In its July supply and demand report, the USDA lowered its estimate for 2015 ending corn and soybeans by a combined 175 million bushels, sending futures prices for both commodities higher. It’s just the latest shift in what has been a historically volatile market.
Coming into the year, expectations for corn, soybean and wheat markets were bearish following 2014’s bumper crop, and all signs pointing to another year of high yields. Wet weather throughout the spring and early summer, along with a range of other factors, has changed that outlook. In fact, the May-June period was one of the most volatile in the history of all three markets.
We need look no further than the last week of June, when corn and soybeans twice broke records for the most combined futures and options contracts traded in a single day. The Chicago Soft Red Winter Wheat record for combined futures and options was broken once, on June 26. Corn and Wheat futures have traded since 1877, soybeans since 1936.
In that long history, we have seen plenty of volatile markets, and certainly plenty of rainy seasons. What makes this one unique?
For one thing, record-breaking rainfall has hit crops across an unusually wide stretch of the country’s grain producing regions. That served as a likely catalyst for widely held expectations changing drastically and quickly. Funds who held positions in corn, soybeans or wheat were almost universally short those markets. When it became clear that rains across the plains and cornbelt were having a real effect on crop conditions — delaying planting or washing out acres of corn and soybeans, and damaging wheat crops ready for harvest — participants exited their short positions in a big way. The latest crop moisture index from the National Oceanic and Atmospheric Administration shows normal to wet conditions across nearly all of the primary wheat, corn and soybean producing states.
Steve Freed, Vice President of Research at ADM Investor Services told us he believes it was not only a move from short to long positions that brought on the late June volume records.
“Farmers in U.S. and South America were very active sellers of old crop supplies. I think that added to the volume,” he says. “There was a big change in ownership from the fund short to the commerical short, and it was pretty dramatic in a short period of time.”

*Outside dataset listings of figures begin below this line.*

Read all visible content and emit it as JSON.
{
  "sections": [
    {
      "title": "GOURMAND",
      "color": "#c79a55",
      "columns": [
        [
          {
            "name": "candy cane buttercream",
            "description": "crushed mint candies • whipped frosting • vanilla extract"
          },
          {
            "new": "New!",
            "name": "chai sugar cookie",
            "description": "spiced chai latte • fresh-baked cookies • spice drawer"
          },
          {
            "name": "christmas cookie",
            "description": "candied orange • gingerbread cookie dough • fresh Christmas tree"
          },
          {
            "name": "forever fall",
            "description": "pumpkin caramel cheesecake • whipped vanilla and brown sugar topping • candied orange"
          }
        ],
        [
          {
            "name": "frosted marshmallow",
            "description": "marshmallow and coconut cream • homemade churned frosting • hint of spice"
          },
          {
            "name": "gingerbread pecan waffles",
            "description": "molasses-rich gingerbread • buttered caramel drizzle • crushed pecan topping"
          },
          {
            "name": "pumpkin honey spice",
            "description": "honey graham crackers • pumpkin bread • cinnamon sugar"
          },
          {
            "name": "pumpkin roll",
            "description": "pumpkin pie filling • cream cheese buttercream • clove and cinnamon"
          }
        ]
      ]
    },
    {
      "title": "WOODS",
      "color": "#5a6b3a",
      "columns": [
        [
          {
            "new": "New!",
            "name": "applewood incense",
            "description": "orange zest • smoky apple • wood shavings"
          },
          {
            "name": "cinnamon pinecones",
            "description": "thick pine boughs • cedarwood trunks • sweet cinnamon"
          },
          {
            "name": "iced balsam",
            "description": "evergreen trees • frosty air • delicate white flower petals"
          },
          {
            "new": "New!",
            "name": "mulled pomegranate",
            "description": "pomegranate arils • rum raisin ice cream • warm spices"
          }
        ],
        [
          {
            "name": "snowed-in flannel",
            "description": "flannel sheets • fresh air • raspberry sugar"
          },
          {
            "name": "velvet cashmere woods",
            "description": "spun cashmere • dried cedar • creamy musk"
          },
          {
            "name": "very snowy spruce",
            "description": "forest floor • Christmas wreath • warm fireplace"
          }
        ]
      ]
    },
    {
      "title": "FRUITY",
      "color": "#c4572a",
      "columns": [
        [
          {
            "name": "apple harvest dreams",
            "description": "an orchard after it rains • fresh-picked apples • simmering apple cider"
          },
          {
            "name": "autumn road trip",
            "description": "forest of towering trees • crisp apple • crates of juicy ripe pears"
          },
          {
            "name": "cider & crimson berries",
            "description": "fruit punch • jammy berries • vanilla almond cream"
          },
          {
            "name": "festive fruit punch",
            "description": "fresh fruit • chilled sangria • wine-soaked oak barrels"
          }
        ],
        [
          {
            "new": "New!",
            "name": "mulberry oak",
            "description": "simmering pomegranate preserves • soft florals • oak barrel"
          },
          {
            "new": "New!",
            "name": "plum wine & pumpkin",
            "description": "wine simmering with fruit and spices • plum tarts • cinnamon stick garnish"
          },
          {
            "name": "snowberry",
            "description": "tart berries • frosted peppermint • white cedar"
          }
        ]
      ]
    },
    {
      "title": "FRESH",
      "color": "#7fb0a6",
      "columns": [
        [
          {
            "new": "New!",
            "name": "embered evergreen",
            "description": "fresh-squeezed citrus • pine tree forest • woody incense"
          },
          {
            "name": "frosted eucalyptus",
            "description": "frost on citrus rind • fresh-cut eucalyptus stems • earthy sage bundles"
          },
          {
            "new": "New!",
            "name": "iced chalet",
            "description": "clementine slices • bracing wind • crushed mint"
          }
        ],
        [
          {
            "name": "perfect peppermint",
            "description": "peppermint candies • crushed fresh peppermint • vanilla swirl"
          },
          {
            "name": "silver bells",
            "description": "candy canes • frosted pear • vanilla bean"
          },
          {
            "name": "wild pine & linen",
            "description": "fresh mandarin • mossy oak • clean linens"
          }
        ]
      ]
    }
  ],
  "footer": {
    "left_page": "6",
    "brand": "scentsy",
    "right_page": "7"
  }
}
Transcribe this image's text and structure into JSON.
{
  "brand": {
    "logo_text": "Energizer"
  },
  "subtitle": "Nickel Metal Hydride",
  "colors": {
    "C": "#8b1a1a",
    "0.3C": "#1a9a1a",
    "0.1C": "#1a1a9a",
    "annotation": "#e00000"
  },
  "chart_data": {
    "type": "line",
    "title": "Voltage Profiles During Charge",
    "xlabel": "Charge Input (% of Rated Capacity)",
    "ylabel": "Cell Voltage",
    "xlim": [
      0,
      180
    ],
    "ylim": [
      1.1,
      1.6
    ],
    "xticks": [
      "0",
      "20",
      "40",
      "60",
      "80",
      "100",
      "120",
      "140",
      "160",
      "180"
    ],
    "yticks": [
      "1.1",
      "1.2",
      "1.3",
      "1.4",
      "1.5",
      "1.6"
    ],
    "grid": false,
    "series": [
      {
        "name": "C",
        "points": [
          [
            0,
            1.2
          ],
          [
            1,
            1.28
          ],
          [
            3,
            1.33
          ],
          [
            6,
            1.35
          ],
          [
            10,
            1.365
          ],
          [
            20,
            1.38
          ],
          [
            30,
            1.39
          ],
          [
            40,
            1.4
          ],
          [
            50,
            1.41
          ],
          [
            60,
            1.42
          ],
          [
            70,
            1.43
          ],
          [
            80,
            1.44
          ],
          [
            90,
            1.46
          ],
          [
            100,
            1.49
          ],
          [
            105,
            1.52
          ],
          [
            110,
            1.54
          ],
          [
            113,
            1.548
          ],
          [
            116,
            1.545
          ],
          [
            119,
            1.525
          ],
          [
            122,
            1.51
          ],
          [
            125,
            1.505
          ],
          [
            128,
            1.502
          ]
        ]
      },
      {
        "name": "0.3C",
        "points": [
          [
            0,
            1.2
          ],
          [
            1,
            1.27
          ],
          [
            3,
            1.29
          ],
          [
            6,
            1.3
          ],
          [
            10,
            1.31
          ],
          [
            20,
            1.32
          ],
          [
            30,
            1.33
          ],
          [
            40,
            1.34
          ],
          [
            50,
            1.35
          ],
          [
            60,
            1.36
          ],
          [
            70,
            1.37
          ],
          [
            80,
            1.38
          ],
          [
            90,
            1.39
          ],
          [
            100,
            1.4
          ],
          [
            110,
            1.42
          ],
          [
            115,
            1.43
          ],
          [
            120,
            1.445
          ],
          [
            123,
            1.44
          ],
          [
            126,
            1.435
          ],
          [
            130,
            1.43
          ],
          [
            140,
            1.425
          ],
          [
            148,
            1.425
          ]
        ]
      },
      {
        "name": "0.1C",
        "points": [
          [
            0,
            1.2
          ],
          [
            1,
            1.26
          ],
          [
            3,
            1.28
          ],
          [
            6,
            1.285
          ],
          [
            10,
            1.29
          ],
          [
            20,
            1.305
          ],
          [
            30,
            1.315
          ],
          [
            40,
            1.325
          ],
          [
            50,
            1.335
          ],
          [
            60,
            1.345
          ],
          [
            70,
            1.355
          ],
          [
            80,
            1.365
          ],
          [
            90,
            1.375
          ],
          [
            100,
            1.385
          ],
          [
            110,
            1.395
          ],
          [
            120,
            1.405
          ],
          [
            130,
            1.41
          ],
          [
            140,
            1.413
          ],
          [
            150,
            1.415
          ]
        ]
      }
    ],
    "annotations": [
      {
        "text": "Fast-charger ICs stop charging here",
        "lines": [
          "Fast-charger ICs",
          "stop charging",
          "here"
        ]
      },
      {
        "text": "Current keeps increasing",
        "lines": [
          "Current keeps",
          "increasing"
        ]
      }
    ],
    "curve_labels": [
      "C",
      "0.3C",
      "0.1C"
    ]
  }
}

There are other factors besides weather at work, as Freed’s statement implies. Today’s grain markets are more sensitive to global events and movements in other commodity and financial markets. Countries across the globe count on imports of U.S. grain. But when price and supply are more favorable in Brazil, for example, the effects are felt on U.S. markets. Everything from Brazilian weather to Chinese stock markets will impact corn, wheat and soybeans here. A strengthening of the U.S. dollar recently suggests a possible impact on U.S. exports. Not all of these markers are telling market participants the same thing. Some amount of all of these things has led to uncertainty, which leads to volatility.
“You’ve got some very smart analysts looking for higher prices because the crops are going to get smaller here, and you’ve got just as smart analysts thinking ‘OK, we’ve traded all that, it’s time to go lower as long as weather doesn’t get worse,” says Freed.
With a market affected by so many economic ripples elsewhere, uncertainty seems likely to stay. However, Freed says weather remains the first factor to watch. “Every day is different, but the number one thing participants normally trade is weather.”
Dan Basse of AgResource Co. also tells us after the recent rains and USDA reports, weather will tell the story of of where grain and oilseed markets go next.
“Unless there are additional weather problems, you’ll see the money that came into the market long leave the market. We need additional crop losses to maintain the bullish trend,” he says.